Runner-up snub: I realize not everyone has enjoyed the heady experience of playing Townsperson No. 3 in a community theater production of “The Music Man” (the critics said our chorus sang and danced with a “most peculiar fervor”), but that shouldn’t prevent anyone from rewarding Apple’s ebullient musical theater sendup “Schmigadoon!” (OK. It probably will. But we’ll always have “Corn Puddin.’”)

Best series send-off: “Black-ish” ended its groundbreaking eight-season run in April, and it’s probably going to come up short at the Emmys — bleakly fitting, given that the comedy has amassed 24 nominations, winning only once. (It did pick up an honorary award for its first-season episode on corporal punishment.) Likewise, “Insecure” has been overlooked, winning just once from 11 nominations ... an absolute bounty compared with Pamela Adlon’s “Better Things,” which netted only two nominations for its star and creator. All three series delivered fine send-offs that left their devoted fanbases smiling. It’d be nice if the good feelings continue, in some form or another, when nominations are revealed next month.
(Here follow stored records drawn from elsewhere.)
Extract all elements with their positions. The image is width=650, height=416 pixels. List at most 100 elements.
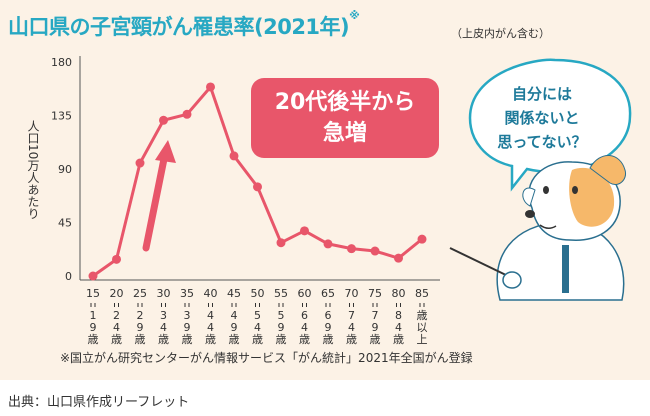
x-tick-end: 3 (184, 309, 191, 322)
x-tick-end: 歳 (417, 309, 428, 322)
x-tick-label: 45 49歳 (227, 287, 241, 346)
x-tick-end: 7 (372, 309, 379, 322)
x-tick-end: 2 (113, 309, 120, 322)
data-source-note: ※国立がん研究センターがん情報サービス「がん統計」2021年全国がん登録 (60, 351, 473, 365)
bubble-line-1: 自分には (511, 85, 572, 103)
x-tick-start: 80 (392, 287, 406, 300)
y-axis-label: 人口10万人あたり (26, 120, 40, 220)
x-tick-end: 上 (417, 333, 428, 346)
y-tick-label: 135 (51, 110, 72, 123)
x-tick-label: 60 64歳 (298, 287, 312, 346)
data-point (417, 234, 427, 244)
callout-line-1: 20代後半から (274, 90, 416, 115)
x-tick-start: 40 (204, 287, 218, 300)
x-tick-end: 6 (301, 309, 308, 322)
x-tick-end: 歳 (135, 333, 146, 346)
data-point (182, 109, 192, 119)
x-tick-end: 歳 (299, 333, 310, 346)
data-point (135, 158, 145, 168)
x-tick-start: 60 (298, 287, 312, 300)
data-point (276, 238, 286, 248)
data-point (112, 254, 121, 264)
x-tick-end: 9 (231, 321, 238, 334)
bubble-line-2: 関係ないと (504, 109, 580, 127)
x-tick-end: 1 (90, 309, 97, 322)
x-tick-end: 歳 (111, 333, 122, 346)
x-tick-end: 歳 (370, 333, 381, 346)
x-tick-end: 4 (207, 309, 214, 322)
x-tick-end: 2 (137, 309, 144, 322)
x-tick-end: 9 (90, 321, 97, 334)
x-tick-start: 75 (368, 287, 382, 300)
data-point (300, 226, 309, 236)
x-tick-end: 6 (325, 309, 332, 322)
data-point (206, 82, 215, 92)
x-tick-start: 50 (251, 287, 265, 300)
x-tick-start: 65 (321, 287, 335, 300)
source-credit: 出典：山口県作成リーフレット (8, 395, 190, 410)
x-tick-label: 30 34歳 (157, 287, 171, 346)
x-tick-label: 75 79歳 (368, 287, 382, 346)
x-tick-label: 85 歳以上 (415, 287, 429, 346)
x-tick-end: 4 (395, 321, 402, 334)
x-tick-end: 9 (325, 321, 332, 334)
x-tick-end: 4 (254, 321, 261, 334)
data-point (370, 246, 380, 256)
x-tick-end: 歳 (323, 333, 334, 346)
title-note: （上皮内がん含む） (451, 27, 550, 40)
x-tick-start: 45 (227, 287, 241, 300)
x-tick-label: 35 39歳 (180, 287, 194, 346)
speech-bubble (468, 58, 632, 192)
x-tick-start: 20 (110, 287, 124, 300)
y-tick-label: 180 (51, 56, 72, 69)
x-tick-end: 歳 (276, 333, 287, 346)
x-tick-label: 50 54歳 (251, 287, 265, 346)
x-tick-end: 歳 (158, 333, 169, 346)
x-tick-start: 55 (274, 287, 288, 300)
x-tick-end: 9 (137, 321, 144, 334)
x-tick-start: 85 (415, 287, 429, 300)
increase-arrow (142, 140, 176, 252)
x-tick-end: 5 (254, 309, 261, 322)
dog-mascot (449, 155, 627, 301)
y-tick-label: 45 (58, 217, 72, 230)
x-tick-end: 7 (348, 309, 355, 322)
x-tick-end: 以 (417, 321, 428, 334)
x-tick-end: 歳 (88, 333, 99, 346)
x-tick-end: 8 (395, 309, 402, 322)
x-tick-start: 35 (180, 287, 194, 300)
x-tick-start: 25 (133, 287, 147, 300)
x-tick-label: 20 24歳 (110, 287, 124, 346)
x-tick-end: 4 (301, 321, 308, 334)
x-tick-start: 70 (345, 287, 359, 300)
speech-bubble-text: 自分には 関係ないと 思ってない？ (482, 82, 602, 154)
data-point (323, 239, 333, 249)
data-point (88, 271, 98, 281)
chart-title: 山口県の子宮頸がん罹患率(2021年)※ (8, 9, 360, 39)
data-point (394, 253, 403, 263)
x-tick-end: 4 (207, 321, 214, 334)
data-point (229, 151, 239, 161)
x-tick-end: 5 (278, 309, 285, 322)
callout-line-2: 急増 (322, 121, 367, 146)
x-tick-end: 9 (372, 321, 379, 334)
data-point (347, 244, 356, 254)
x-tick-label: 25 29歳 (133, 287, 147, 346)
data-point (253, 182, 262, 192)
y-tick-label: 90 (58, 163, 72, 176)
x-tick-end: 4 (160, 321, 167, 334)
title-footnote-mark: ※ (349, 9, 360, 22)
x-tick-label: 80 84歳 (392, 287, 406, 346)
x-tick-end: 歳 (346, 333, 357, 346)
bubble-line-3: 思ってない？ (497, 133, 587, 151)
x-tick-end: 4 (113, 321, 120, 334)
x-tick-end: 3 (160, 309, 167, 322)
x-tick-end: 歳 (393, 333, 404, 346)
x-tick-label: 15 19歳 (86, 287, 100, 346)
x-tick-end: 4 (231, 309, 238, 322)
data-point (159, 115, 168, 125)
x-tick-end: 歳 (252, 333, 263, 346)
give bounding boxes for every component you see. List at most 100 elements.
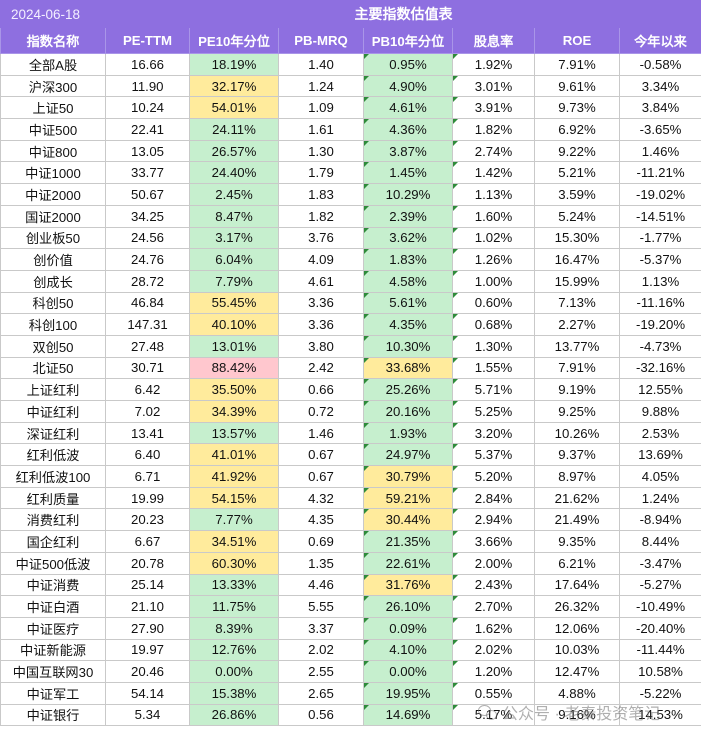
pb-mrq-cell[interactable]: 1.79 <box>278 161 364 185</box>
index-name-cell[interactable]: 科创100 <box>0 313 106 336</box>
pb-mrq-cell[interactable]: 3.36 <box>278 291 364 315</box>
index-name-cell[interactable]: 双创50 <box>0 334 106 358</box>
ytd-cell[interactable]: -14.51% <box>618 204 701 228</box>
index-name-cell[interactable]: 创业板50 <box>0 226 106 250</box>
pe-ttm-cell[interactable]: 11.90 <box>105 74 190 98</box>
pe-percentile-cell[interactable]: 24.40% <box>189 161 279 185</box>
ytd-cell[interactable]: -11.44% <box>618 638 701 662</box>
index-name-cell[interactable]: 红利质量 <box>0 486 106 510</box>
pe-percentile-cell[interactable]: 26.86% <box>189 703 279 727</box>
index-name-cell[interactable]: 上证50 <box>0 96 106 120</box>
dividend-yield-cell[interactable]: 0.60% <box>452 291 535 315</box>
pe-ttm-cell[interactable]: 34.25 <box>105 204 190 228</box>
pb-mrq-cell[interactable]: 4.46 <box>278 573 364 597</box>
pb-percentile-cell[interactable]: 10.29% <box>363 183 453 206</box>
index-name-cell[interactable]: 红利低波100 <box>0 465 106 488</box>
ytd-cell[interactable]: 10.58% <box>618 660 701 683</box>
dividend-yield-cell[interactable]: 3.66% <box>452 530 535 553</box>
pe-ttm-cell[interactable]: 20.23 <box>105 508 190 532</box>
index-name-cell[interactable]: 中国互联网30 <box>0 660 106 683</box>
header-ytd[interactable]: 今年以来 <box>618 27 701 54</box>
ytd-cell[interactable]: 3.84% <box>618 96 701 120</box>
pb-mrq-cell[interactable]: 1.61 <box>278 118 364 141</box>
pb-percentile-cell[interactable]: 4.35% <box>363 313 453 336</box>
pb-mrq-cell[interactable]: 4.35 <box>278 508 364 532</box>
pe-ttm-cell[interactable]: 25.14 <box>105 573 190 597</box>
pb-mrq-cell[interactable]: 3.80 <box>278 334 364 358</box>
pb-mrq-cell[interactable]: 0.72 <box>278 400 364 423</box>
index-name-cell[interactable]: 北证50 <box>0 356 106 380</box>
index-name-cell[interactable]: 中证2000 <box>0 183 106 206</box>
dividend-yield-cell[interactable]: 1.02% <box>452 226 535 250</box>
roe-cell[interactable]: 12.06% <box>534 616 620 640</box>
pe-percentile-cell[interactable]: 88.42% <box>189 356 279 380</box>
pb-percentile-cell[interactable]: 1.45% <box>363 161 453 185</box>
ytd-cell[interactable]: 1.46% <box>618 139 701 163</box>
pb-mrq-cell[interactable]: 3.76 <box>278 226 364 250</box>
pb-percentile-cell[interactable]: 31.76% <box>363 573 453 597</box>
roe-cell[interactable]: 5.21% <box>534 161 620 185</box>
pe-percentile-cell[interactable]: 3.17% <box>189 226 279 250</box>
roe-cell[interactable]: 2.27% <box>534 313 620 336</box>
pe-ttm-cell[interactable]: 19.99 <box>105 486 190 510</box>
pb-mrq-cell[interactable]: 2.55 <box>278 660 364 683</box>
ytd-cell[interactable]: -3.47% <box>618 551 701 575</box>
pe-ttm-cell[interactable]: 6.67 <box>105 530 190 553</box>
ytd-cell[interactable]: -11.21% <box>618 161 701 185</box>
roe-cell[interactable]: 13.77% <box>534 334 620 358</box>
pb-percentile-cell[interactable]: 33.68% <box>363 356 453 380</box>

Best return after an extended layoff: “Atlanta” resurfaced after four years between seasons. “Barry” was back after a three-year break. The shows approached their third seasons differently, with “Barry” taking a tightly plotted look at its title character’s attempt to atone for his past (Henry Winkler’s acting coach is seeking redemption too), and “Atlanta” embracing the surreal narrative detours that have characterized many of its best episodes. “Atlanta’s” new run could be confounding, but it was also just as often extraordinary. “Barry” leaned into its darkness and yet still produced some of the year’s funniest moments. (Please tell me Mitch the beignet bro actually exists. I need a sounding board!) Voters should welcome both shows back with open arms.